Across the room, the quads were a study in barely controlled panic since they barged in minutes ago. Zaid was pacing like a caged animal, his hands clenched into fists at his sides. Zain sat rigid in one of the armchairs, staring at his sister with an intensity that suggested he was trying to will her better through sheer force of concentration. Zayin was crouched beside Johan, who had finally stopped crying but was still clinging to Samara like she might disappear if he let go. And Zeiden...

Zeiden looked like he was about to be sick.

"She was once delirious with fever," he said suddenly, his voice hollow. "I was twelve, and she'd been taking care of me through the flu. I woke up and found her collapsed on the bathroom floor, burning up with fever she'd caught from me."

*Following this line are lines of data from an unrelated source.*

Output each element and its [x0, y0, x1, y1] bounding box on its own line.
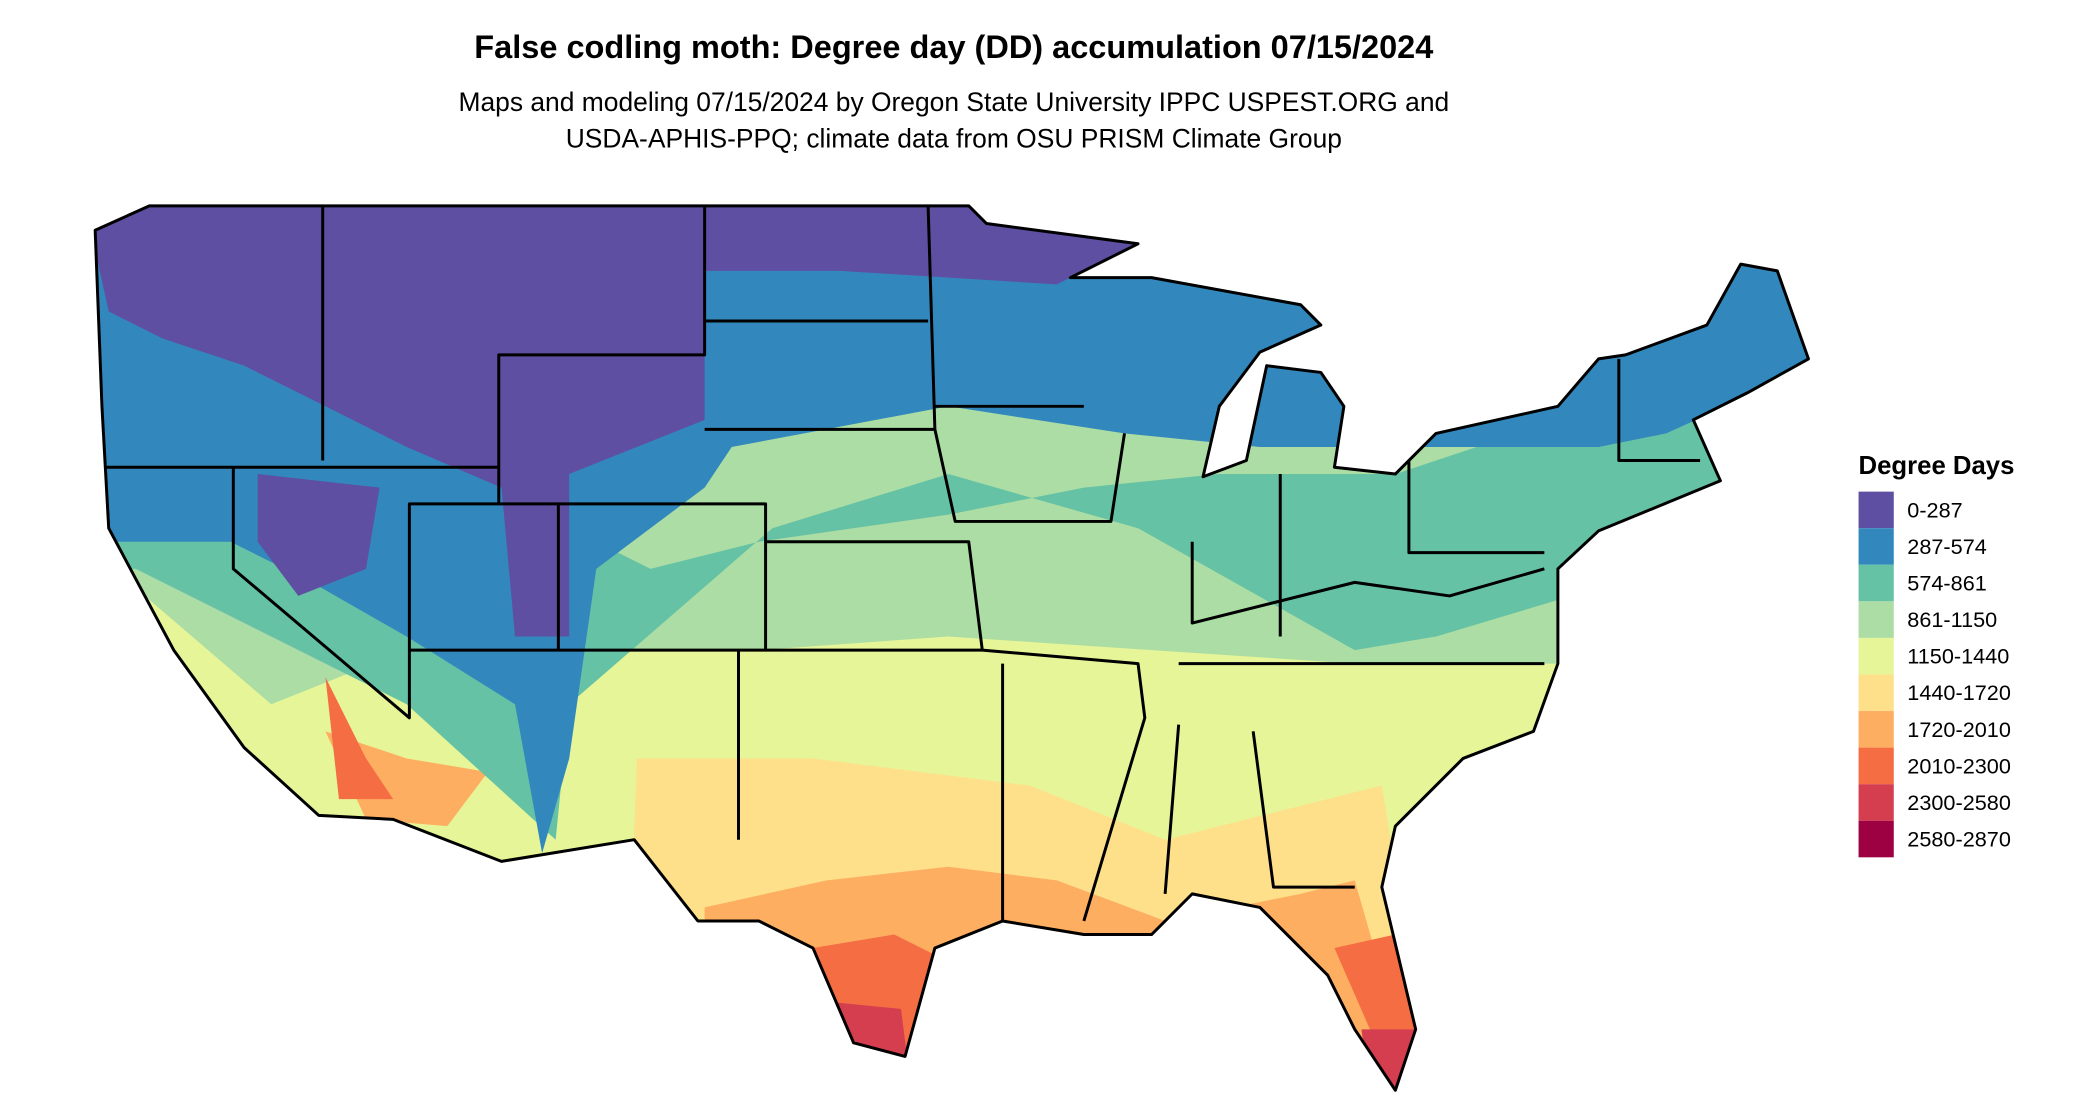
- legend-swatch: [1858, 674, 1894, 712]
- legend-label: 287-574: [1907, 534, 1986, 559]
- legend-swatch: [1858, 564, 1894, 602]
- map-title: False codling moth: Degree day (DD) accu…: [474, 29, 1433, 65]
- map-subtitle-line-1: Maps and modeling 07/15/2024 by Oregon S…: [458, 87, 1449, 117]
- legend-label: 861-1150: [1907, 607, 1997, 632]
- legend-swatch: [1858, 491, 1894, 529]
- legend: Degree Days 0-287 287-574 574-861 861-1150 1…: [1858, 452, 2015, 858]
- zone-2300-2580: [833, 1002, 1416, 1091]
- zone-0-287: [95, 205, 1139, 637]
- legend-label: 2010-2300: [1907, 753, 2011, 778]
- legend-label: 1720-2010: [1907, 717, 2011, 742]
- legend-label: 574-861: [1907, 571, 1986, 596]
- degree-day-raster: [95, 205, 1809, 1091]
- state-lines: [106, 205, 1701, 922]
- legend-swatch: [1858, 528, 1894, 565]
- legend-label: 2300-2580: [1907, 790, 2011, 815]
- legend-swatch: [1858, 820, 1894, 858]
- legend-swatch: [1858, 637, 1894, 675]
- state-boundaries: [93, 204, 1810, 1092]
- legend-label: 1440-1720: [1907, 680, 2011, 705]
- legend-swatch: [1858, 711, 1894, 748]
- legend-label: 1150-1440: [1907, 644, 2009, 669]
- legend-swatch: [1858, 747, 1894, 785]
- zone-2010-2300: [325, 677, 1423, 1057]
- legend-title: Degree Days: [1859, 452, 2015, 480]
- legend-swatch: [1858, 784, 1894, 821]
- map-subtitle-line-2: USDA-APHIS-PPQ; climate data from OSU PR…: [566, 124, 1342, 154]
- legend-label: 2580-2870: [1907, 826, 2011, 851]
- legend-label: 0-287: [1907, 497, 1962, 522]
- zone-574-861: [95, 379, 1789, 840]
- legend-swatch: [1858, 601, 1894, 638]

"Zeiden," Oscar warned gently.

"No, let me finish." His eyes never left Samara's face. "She was barely conscious, but when I tried to help her up, she looked at me and said, 'I'm sorry, baby. Mommy's just tired.' And I realized... she'd been playing mother to us for so long, she'd forgotten she was allowed to be sick too."

The silence that followed was heavy with shared memory and current fear.

"She's always been our mom," Zain said quietly. "Even when we were too young to understand what that meant. Even when she was barely older than us herself."

"And now Johan..." Oliver's voice cracked slightly. "He finally said what we've all known since the day she brought him home."

I looked down at the little boy in question, his small face pressed against Samara's shoulder, his fingers twisted in her shirt even as she dozed fitfully. He'd been inconsolable until she'd promised him she wasn't going anywhere, and even now he seemed afraid to let her out of his sight.

"It was inevitable," Paul said softly from his position by the window. "The way he looks at her, follows her around, runs to her when he's scared or hurt... She's been his mother in every way that matters since she saved him."

"The way we all ran to her," Adam added, his voice thick with emotion. "Still do."

Another whimper from Samara had all of our attention snapping back to her. She was shifting restlessly in Dominic's arms, her brow furrowed with pain even in sleep.

"How long has it been?" Cole asked tensely.

"Hour and fifty minutes," Asher replied immediately.

We were all keeping track now, all watching the clock with the kind of desperate attention usually reserved for bomb timers. Because in a way, that's what this was, a countdown to the next crisis, the next moment when her body would demand relief we weren't sure we could provide safely.